Find Gaussian prime with a given norm in effective way

[Bodigrim]

There are three kinds of Gaussian primes (see Math.NumberTheory.GaussianIntegers.primes):

• 1 + i,
• p + 0i, where p is an integer prime and p = 4k+3,
• a + bi, where a^2+b^2 is an integer prime and p = 4k+1.

In the third case it is non-trivial how to find a and b, satisfying a^2+b2 = p for a given p. Currently Math.NumberTheory.GaussianIntegers.findPrime' does it via brute force.

We should rather employ the Hermite-Serret algorithm. Resources: https://math.stackexchange.com/a/5883 http://www.ams.org/journals/mcom/1972-26-120/S0025-5718-1972-0314745-6/S0025-5718-1972-0314745-6.pdf

[rockbmb]

@Bodigrim

a + bi, where a^2+b^2 is an integer prime and p = 4k+1.

Don't you mean

a + bi, where a^2+b^2 is an integer prime p and p = 4k+1.

?

I'm revisiting this issue because it seems there is no such algorithm for Eisenstein integers as there is for Gaussian integers, at least from what I've seen. It seems someone will have to discover it.

[Bodigrim]

Yes, I meant a^2+b^2 = p = 4k + 1.

Basically, findPrime for Gaussian integers consists of two steps:

• Find one of roots of the quadratic equation norm (z :+ 1) = 0 (mod p).
• Return gcd (p :+ 0) (z :+ 1), which is a Gaussian prime.
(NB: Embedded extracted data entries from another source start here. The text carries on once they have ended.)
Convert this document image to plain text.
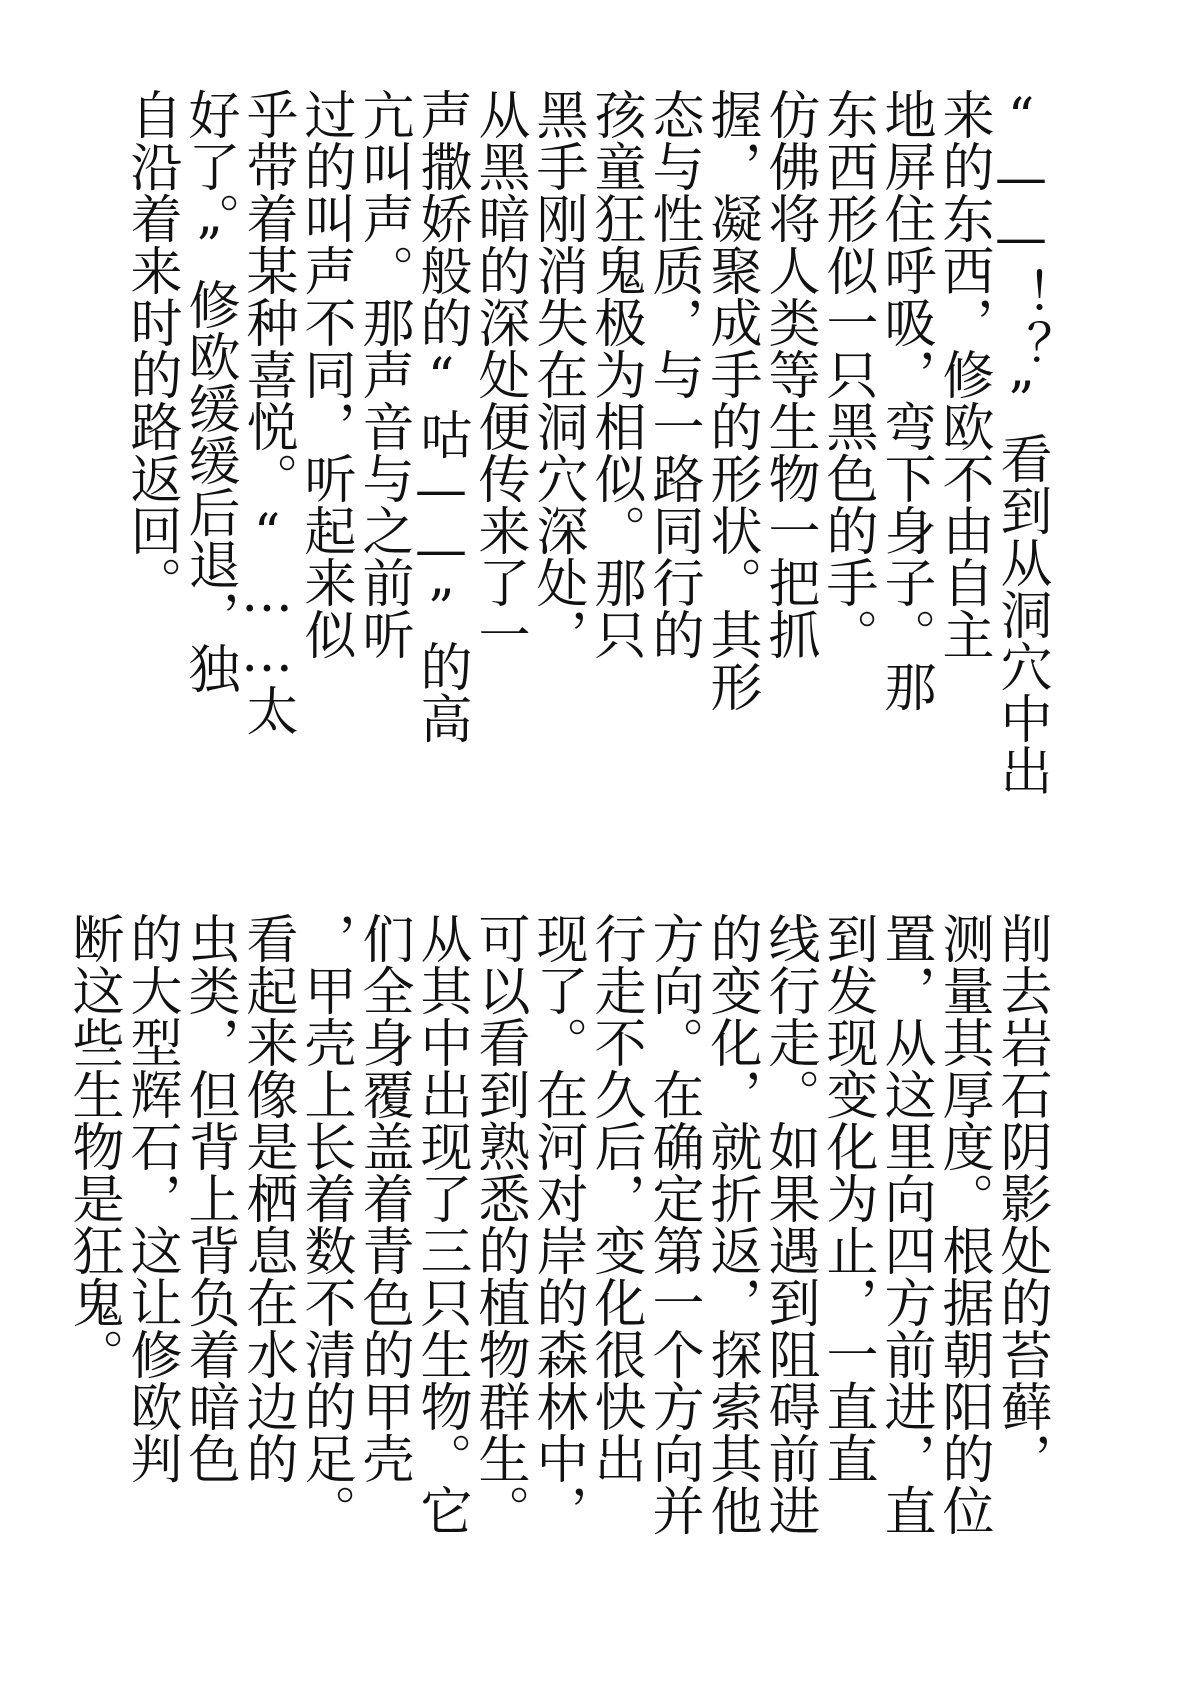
“——！？”看到从洞穴中出

来的东西，修欧不由自主

地屏住呼吸，弯下身子。那

东西形似一只黑色的手。

仿佛将人类等生物一把抓

握，凝聚成手的形状。其形

态与性质，与一路同行的

孩童狂鬼极为相似。那只

黑手刚消失在洞穴深处，

从黑暗的深处便传来了一

声撒娇般的“咕——”的高

亢叫声。那声音与之前听

过的叫声不同，听起来似

乎带着某种喜悦。“……太

好了。”修欧缓缓后退，独

自沿着来时的路返回。

削去岩石阴影处的苔藓，

测量其厚度。根据朝阳的位

置，从这里向四方前进，直

到发现变化为止，一直直

线行走。如果遇到阻碍前进

的变化，就折返，探索其他

方向。在确定第一个方向并

行走不久后，变化很快出

现了。在河对岸的森林中，

可以看到熟悉的植物群生。

从其中出现了三只生物。它

们全身覆盖着青色的甲壳

，甲壳上长着数不清的足。

看起来像是栖息在水边的

虫类，但背上背负着暗色

的大型辉石，这让修欧判

断这些生物是狂鬼。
Since for Gaussian integers norm (z :+ 1) = z^2 + 1, we have z = sqrt(-1) (mod p). For Eisenstein integers it is not that straightforward, but I believe one can solve a quadratic equation as usual, employing modular square root and modular division instead of real ones.

[rockbmb]

@Bodigrim so, for Eisenstein integers, what we need is to

• Find one of the roots of the quadratic equation norm (z :+ 1) = 0 (mod p) <=> z^2 - z + 1 = 0 (mod p).

I'll look into this.

[rockbmb]

@Bodigrim

For Eisenstein integers it is not that straightforward

I forgot to ask, did this mean the two steps you described in this issue's first post will not be enough? Or that they are enough, but some parts of them will not be so simple as they were for Gaussian integers? I.e. Having to solve a not-so-trivial z^2 - z + 1 = 0 (mod p)?

[Bodigrim]

Well, I have not tested it and I do not know any references, but I believe that the only difference is to solve z^2 - z + 1 = 0 (mod p) instead of z^2 + 1 = 0 (mod p).

[rockbmb]

@Bodigrim well, I guess we'll just have to see if findPrimes for Eisenstein integers will produce what we want or not, after it's written.